André Gennesseaux | 31 janvier 2012 à 16h20
 
 

bonne idée exploitons les foréts primaires patrimoine de l'humanité et réserves de biodiversité, sous pretexte qu'elles n'absorbe pas assez de co2 ,pour les transformer en carburant pour les bagnoles et pourquoi pas planter des palmiers a huiles ?ils absorbe du co2 non?. C'est exactement cette logique qui nous a conduit a l'impasse écologique dans laquelle nous nous débattons actuellement.

lio | 01 février 2012 à 12h22
 
 

Réponse à lio

La vérité n'est pas toute blanche ou toute noire. Les français ont rasé leurs forêts primaires il y a des siècles pour "cultiver leur jardin", pourquoi interdirions-nous aux autres de le faire ? Il faut juste garder des "réserves" de biodiversité suffisantes. Depuis que les Indonésiens et les Malaisiens cultivent le palmier à huile, leurs agriculteurs sont passés de l'extrême pauvreté à une vie normale.

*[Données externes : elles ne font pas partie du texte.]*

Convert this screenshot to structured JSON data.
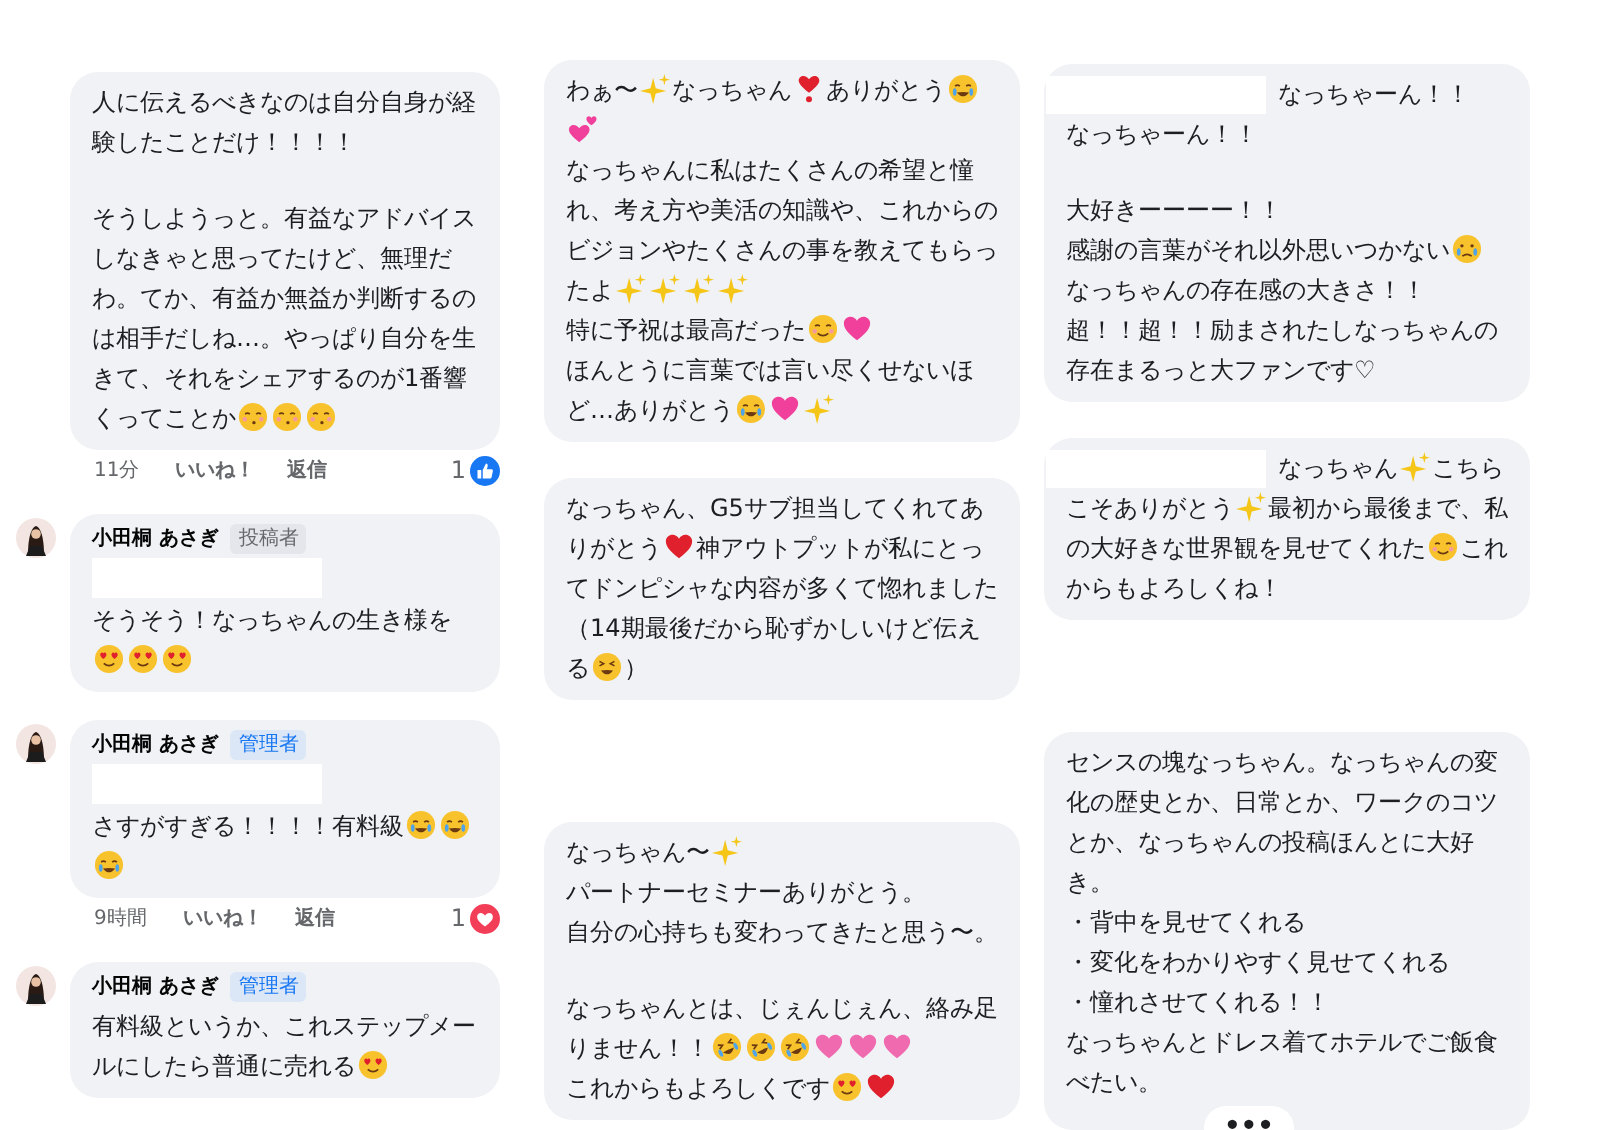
{
  "columns": [
    {
      "comments": [
        {
          "avatar": false,
          "sections": [
            {
              "paragraphs": [
                [
                  "人に伝えるべきなのは自分自身が経験したことだけ！！！！"
                ]
              ]
            },
            {
              "paragraphs": [
                [
                  "そうしようっと。有益なアドバイスしなきゃと思ってたけど、無理だわ。てか、有益か無益か判断するのは相手だしね…。やっぱり自分を生きて、それをシェアするのが1番響くってことか",
                  {
                    "kind": "blushing-face"
                  },
                  {
                    "kind": "blushing-face"
                  },
                  {
                    "kind": "blushing-face"
                  }
                ]
              ]
            }
          ],
          "meta": {
            "time": "11分",
            "like": "いいね！",
            "reply": "返信",
            "count": "1",
            "reaction": {
              "kind": "like"
            }
          }
        },
        {
          "avatar": true,
          "author": "小田桐 あさぎ",
          "badge": {
            "text": "投稿者",
            "kind": "author"
          },
          "redacted": true,
          "sections": [
            {
              "paragraphs": [
                [
                  "そうそう！なっちゃんの生き様を",
                  {
                    "kind": "heart-eyes-face"
                  },
                  {
                    "kind": "heart-eyes-face"
                  },
                  {
                    "kind": "heart-eyes-face"
                  }
                ]
              ]
            }
          ]
        },
        {
          "avatar": true,
          "author": "小田桐 あさぎ",
          "badge": {
            "text": "管理者",
            "kind": "admin"
          },
          "redacted": true,
          "sections": [
            {
              "paragraphs": [
                [
                  "さすがすぎる！！！！有料級",
                  {
                    "kind": "crying-face"
                  },
                  {
                    "kind": "crying-face"
                  },
                  {
                    "kind": "crying-face"
                  }
                ]
              ]
            }
          ],
          "meta": {
            "time": "9時間",
            "like": "いいね！",
            "reply": "返信",
            "count": "1",
            "reaction": {
              "kind": "love"
            }
          }
        },
        {
          "avatar": true,
          "author": "小田桐 あさぎ",
          "badge": {
            "text": "管理者",
            "kind": "admin"
          },
          "redacted": false,
          "sections": [
            {
              "paragraphs": [
                [
                  "有料級というか、これステップメールにしたら普通に売れる",
                  {
                    "kind": "heart-eyes-face"
                  }
                ]
              ]
            }
          ]
        }
      ]
    },
    {
      "comments": [
        {
          "sections": [
            {
              "paragraphs": [
                [
                  "わぁ〜",
                  {
                    "kind": "sparkles"
                  },
                  "なっちゃん",
                  {
                    "kind": "exclamation-heart"
                  },
                  "ありがとう",
                  {
                    "kind": "crying-face"
                  },
                  {
                    "kind": "two-hearts"
                  }
                ],
                [
                  "なっちゃんに私はたくさんの希望と憧れ、考え方や美活の知識や、これからのビジョンやたくさんの事を教えてもらったよ",
                  {
                    "kind": "sparkles"
                  },
                  {
                    "kind": "sparkles"
                  },
                  {
                    "kind": "sparkles"
                  },
                  {
                    "kind": "sparkles"
                  }
                ],
                [
                  "特に予祝は最高だった",
                  {
                    "kind": "relieved-face"
                  },
                  {
                    "kind": "sparkling-heart"
                  }
                ],
                [
                  "ほんとうに言葉では言い尽くせないほど…ありがとう",
                  {
                    "kind": "crying-face"
                  },
                  {
                    "kind": "sparkling-heart"
                  },
                  {
                    "kind": "sparkles"
                  }
                ]
              ]
            }
          ]
        },
        {
          "sections": [
            {
              "paragraphs": [
                [
                  "なっちゃん、G5サブ担当してくれてありがとう",
                  {
                    "kind": "red-heart"
                  },
                  "神アウトプットが私にとってドンピシャな内容が多くて惚れました（14期最後だから恥ずかしいけど伝える",
                  {
                    "kind": "laughing-face"
                  },
                  "）"
                ]
              ]
            }
          ]
        },
        {
          "sections": [
            {
              "paragraphs": [
                [
                  "なっちゃん〜",
                  {
                    "kind": "sparkles"
                  }
                ],
                [
                  "パートナーセミナーありがとう。"
                ],
                [
                  "自分の心持ちも変わってきたと思う〜。"
                ]
              ]
            },
            {
              "paragraphs": [
                [
                  "なっちゃんとは、じぇんじぇん、絡み足りません！！",
                  {
                    "kind": "rofl-face"
                  },
                  {
                    "kind": "rofl-face"
                  },
                  {
                    "kind": "rofl-face"
                  },
                  {
                    "kind": "pink-heart"
                  },
                  {
                    "kind": "pink-heart"
                  },
                  {
                    "kind": "pink-heart"
                  }
                ],
                [
                  "これからもよろしくです",
                  {
                    "kind": "heart-eyes-face"
                  },
                  {
                    "kind": "red-heart"
                  }
                ]
              ]
            }
          ]
        }
      ]
    },
    {
      "comments": [
        {
          "redacted_inline": true,
          "sections": [
            {
              "paragraphs": [
                [
                  "なっちゃーん！！"
                ],
                [
                  "なっちゃーん！！"
                ]
              ]
            },
            {
              "paragraphs": [
                [
                  "大好きーーーー！！"
                ],
                [
                  "感謝の言葉がそれ以外思いつかない",
                  {
                    "kind": "sad-face"
                  }
                ],
                [
                  "なっちゃんの存在感の大きさ！！"
                ],
                [
                  "超！！超！！励まされたしなっちゃんの存在まるっと大ファンです♡"
                ]
              ]
            }
          ]
        },
        {
          "redacted_inline": true,
          "sections": [
            {
              "paragraphs": [
                [
                  "なっちゃん",
                  {
                    "kind": "sparkles"
                  },
                  "こちらこそありがとう",
                  {
                    "kind": "sparkles"
                  },
                  "最初から最後まで、私の大好きな世界観を見せてくれた",
                  {
                    "kind": "smiling-face"
                  },
                  "これからもよろしくね！"
                ]
              ]
            }
          ]
        },
        {
          "more": "•••",
          "sections": [
            {
              "paragraphs": [
                [
                  "センスの塊なっちゃん。なっちゃんの変化の歴史とか、日常とか、ワークのコツとか、なっちゃんの投稿ほんとに大好き。"
                ],
                [
                  "・背中を見せてくれる"
                ],
                [
                  "・変化をわかりやすく見せてくれる"
                ],
                [
                  "・憧れさせてくれる！！"
                ],
                [
                  "なっちゃんとドレス着てホテルでご飯食べたい。"
                ]
              ]
            }
          ]
        }
      ]
    }
  ]
}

André Gennesseaux | 01 février 2012 à 16h50
 
 

Pour pouvoir se prononcer objectivement ,nous avons besoin du document
officiel , c'est bon d'élucubrer un peu, mais il faut raison gardée! La production et l'utilisation de ces carburants doivent être faites en toutes
légalité et surtout transparence libre de pressions politiciennes.